Caso a Justiça Federal acolha a denúncia, os denunciados responderão ainda por crimes ambientais. Entre os imputados, estão o diretor-presidente da empresa, Ricardo Vescovi, e representantes do conselho da mineradora indicados pela BHP e a Vale. Já as três empresas vão responder juntas por 12 tipos diferentes de crimes ambientais. Os acusados estão sujeitos a condenações de até 54 anos de prisão, além de multa, reparação dos danos ao meio ambiente e aos causados às vítimas da tragédia.

A Samarco trabalha para fechar o maior número possível de acordos individuais com os afetados pela falta d’água causada pelo desastre.
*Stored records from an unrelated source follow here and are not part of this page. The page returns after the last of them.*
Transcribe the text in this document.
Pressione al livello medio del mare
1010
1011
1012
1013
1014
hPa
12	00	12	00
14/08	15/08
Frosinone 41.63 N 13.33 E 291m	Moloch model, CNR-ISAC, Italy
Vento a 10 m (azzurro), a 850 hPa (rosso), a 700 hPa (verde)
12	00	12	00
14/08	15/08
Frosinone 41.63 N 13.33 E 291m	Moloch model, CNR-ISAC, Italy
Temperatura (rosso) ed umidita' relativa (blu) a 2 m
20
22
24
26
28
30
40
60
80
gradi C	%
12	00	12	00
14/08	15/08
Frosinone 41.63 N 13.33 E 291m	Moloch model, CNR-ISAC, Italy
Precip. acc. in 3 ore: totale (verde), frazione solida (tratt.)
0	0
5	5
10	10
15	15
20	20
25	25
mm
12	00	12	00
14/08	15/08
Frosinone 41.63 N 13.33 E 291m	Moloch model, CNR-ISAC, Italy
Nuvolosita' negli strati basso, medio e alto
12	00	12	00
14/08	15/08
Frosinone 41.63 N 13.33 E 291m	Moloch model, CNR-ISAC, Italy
A empresa tem oferecido R$ 1000 como indenização a cada pessoa prejudicada desde que as vítimas se comprometam a não buscar nenhuma ação legal.

Estudo da ONU
Ainda em 2016, especialistas da ONU divulgaram um levantamento que aponta o saldo da tragédia. Entre os pontos relatados, está a falta de acesso seguro à água para consumo humano, a poluição dos rios da bacia e a incerteza sobre o destino dos moradores obrigados a abandonar suas residências. Outro ponto que os especialistas das Nações Unidas ressaltam é resposta insuficiente do governo e das empresas envolvidas no empreendimento.

Na avaliação dos técnicos da ONU, as seis milhões de pessoas afetadas não têm os seus direitos humanos respeitados. Outra preocupação são os relatos de problemas de saúde nas comunidades ribeirinhas afetadas, ou pela contaminação da água ou pela poeira gerada pelo ressecamento da lama. Além disso, os mesmos especialistas fazem duras críticas às perseguições judiciais e intimidações cometidas contra defensores dos direitos humanos pelas empresas envolvidas.

Redução dos impactos
Entidades vinculadas ao setor de sustentabilidade tentam reduzir os impactos causados pela tragédia, com iniciativas direcionadas à recuperação das áreas afeadas. A Fundação Renova prepara um conjunto de iniciativas desse sentido e administra uma verba bilionária para lidar com o desastre. A fundação foi criada após acordo firmado em março pela Samarco, governos federal, de Minas Gerais e do Espírito Santo.

A Samarco deve desembolsar mais R$ 1,2 bilhão em 2017. Em 2018, o montante será de 2018. A entidade é presidida por Roberto Waack, que tem um extenso currículo na área de sustentabilidade.